Had bildirme sevdalısı bir millet olduğumuz kesin. Bizde olmayan şeyler için başkalarına haddini bildirmek sanki aşağılık kompleksimizi tatmin etmek gibi bir şey. Sorsanız hepimiz güzel hayatlar peşindeyiz ama birileri bize ama yanlış yoldasın dediğinde sus haddini bil diyen çirkin hayatlar yine bizde.
Türkiye Cumhuriyeti Avrupa birliği üyeliğini çeşitli dönemlerde çeşitli saiklerle çok istedi bazen nefret etti bazen de ya tamam küsme küsme dedi. Peki nedir bu Avrupa sevdası? Bir şeyleri kendi başına beceremeyen bir toplum olarak bizim gerçekten dışımızdakilere bu kadar kızmaya hakkımız var mı?

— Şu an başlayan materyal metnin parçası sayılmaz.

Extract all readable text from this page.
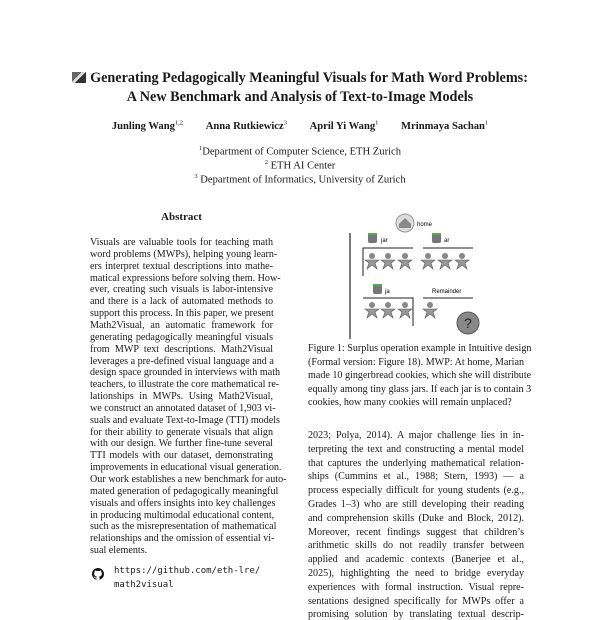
Generating Pedagogically Meaningful Visuals for Math Word Problems:
A New Benchmark and Analysis of Text-to-Image Models
Junling Wang$^{1,2}$ Anna Rutkiewicz$^3$ April Yi Wang$^1$ Mrinmaya Sachan$^1$
$^1$Department of Computer Science, ETH Zurich
$^2$ ETH AI Center
$^3$ Department of Informatics, University of Zurich
Abstract
Visuals are valuable tools for teaching math
word problems (MWPs), helping young learn-
ers interpret textual descriptions into mathe-
matical expressions before solving them. How-
ever, creating such visuals is labor-intensive
and there is a lack of automated methods to
support this process. In this paper, we present
Math2Visual, an automatic framework for
generating pedagogically meaningful visuals
from MWP text descriptions. Math2Visual
leverages a pre-defined visual language and a
design space grounded in interviews with math
teachers, to illustrate the core mathematical re-
lationships in MWPs. Using Math2Visual,
we construct an annotated dataset of 1,903 vi-
suals and evaluate Text-to-Image (TTI) models
for their ability to generate visuals that align
with our design. We further fine-tune several
TTI models with our dataset, demonstrating
improvements in educational visual generation.
Our work establishes a new benchmark for auto-
mated generation of pedagogically meaningful
visuals and offers insights into key challenges
in producing multimodal educational content,
such as the misrepresentation of mathematical
relationships and the omission of essential vi-
sual elements.
https://github.com/eth-lre/
math2visual
home
jar	ar
ja	Remainder
?
Figure 1: Surplus operation example in Intuitive design
(Formal version: Figure 18). MWP: At home, Marian
made 10 gingerbread cookies, which she will distribute
equally among tiny glass jars. If each jar is to contain 3
cookies, how many cookies will remain unplaced?
2023; Polya, 2014). A major challenge lies in in-
terpreting the text and constructing a mental model
that captures the underlying mathematical relation-
ships (Cummins et al., 1988; Stern, 1993) — a
process especially difficult for young students (e.g.,
Grades 1–3) who are still developing their reading
and comprehension skills (Duke and Block, 2012).
Moreover, recent findings suggest that children’s
arithmetic skills do not readily transfer between
applied and academic contexts (Banerjee et al.,
2025), highlighting the need to bridge everyday
experiences with formal instruction. Visual repre-
sentations designed specifically for MWPs offer a
promising solution by translating textual descrip-
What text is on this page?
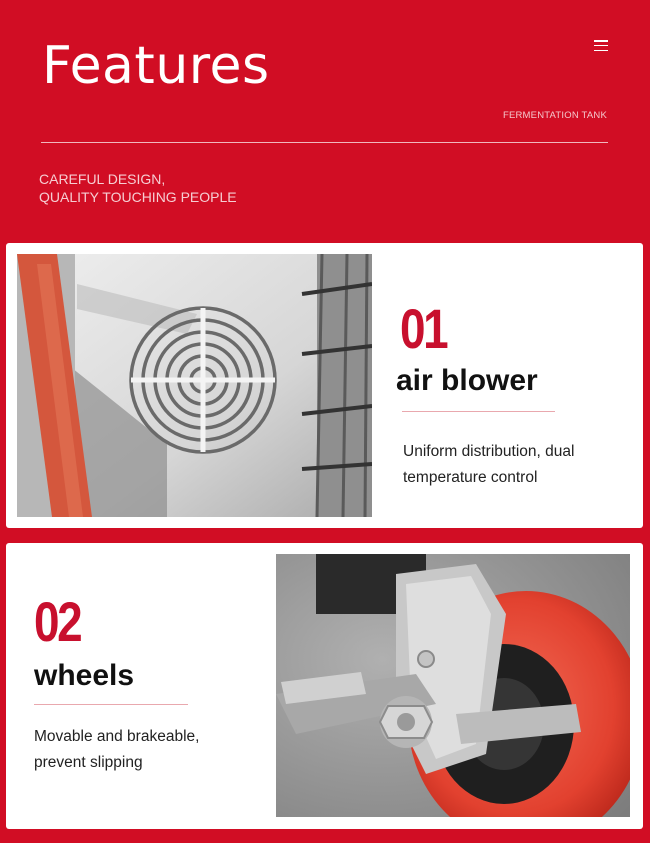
Features
FERMENTATION TANK
CAREFUL DESIGN,
QUALITY TOUCHING PEOPLE
01
air blower
Uniform distribution, dual
temperature control
02
wheels
Movable and brakeable,
prevent slipping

Yapmışlıklarımızdan başkalarını sorumlu tutmaktan bıkmadık. Yapabildiklerimiz adil bir adalet sistemimi mi doğru bir demokrasi mi ya da muhteşem ekonomik güce sahip bir toplum mu? Hepsi kocaman bir sıfır hatta yutan eleman hayatlarımızı yutuyor. Bizden önceki nesillerin hayatlarını yutan sorunlar bizleri de yutuyor belki de doğmamış çocuklarımızda bunun pençesinde kalacak.
Medeniyet algısı konusunda Avrupa Birliğiyle bir savaşımız var. Hem ona özeniyoruz hem de yanlış yapıyorsun dediğinde sana ne diyoruz. Biz gerçekten ne istediğimizi biliyor muyuz? Tıpkı insanlar gibi milletlerde ülkelerde bir üst vicdanla ne istediğini sorgulamalı.
Hedef insani bir yaşam. Peki bunu kimin temsil ettiğinin ne önemi var. İnsanların sürekli bize bunu hatırlatmalarının ne gereği var. Bu toplum bin yıldır kin yiyor kin içiyor bazen sevgi alıyor birkaç yudum o kadar. Hatayı kendimizde arayalım başkalarını suçlamak yerine işlediğimiz suçların listesine bir bakalım.
Uygarlığı kalabalık nüfus zanneden insanlar, sadece kendisi gibi inananları seven dünyada yedi milyar insan olduğunu anlamak istemeyen riyakar bizler neyin peşindeyiz? İnsanca yaşamak istiyor muyuz yoksa bu kaba düzenimiz içinde daha mı mutluyuz? Unutmayalım bazen mutluluk başka çaren yoksa sığındığın sıcak bir kucak gibidir. Ayrıldığın andan itibaren üşümeye yalnızlaşmaya başlarsın.
Türkiye’nin gittiği nokta bu Türkiye dünyaya yalnızlaşıyor. Dünyanın ortak sorunlarıyla ilgili bir fikrimiz yok bütün fikirleriniz nasıl daha fazla coğrafyaya korku salarım üstüne kurulu. Dünyanın bize olan yanlış olarak bahsettiğimiz algının tek suçlusu yine biziz bu gerçeği neden yüzümüze karşı söylediklerinde kızıyoruz belki de son bir kez iyilik yapıyorlar bize ama bizim kulaklarımız yine kapalı.
Son günlerde Avrupa birliği sık sık Türkiye gündemiyle toplanıyor. Neler mi konuşuluyor? Türkiye raportörü Kati Piri “Çok endişeliyim basın özgürlüğü bizim için hayatidir.” Liberal parlementer Marietje Schaake (görsel) “Türkiye’de neredeyse herkes işini kaybetmemek, vergi veya hapis cezası korkusuyla iktidardan ürkerek yaşamını sürdürüyor.” Son cümle galiba fotoğrafı çekiyor daha fazla lafa gerek var mı?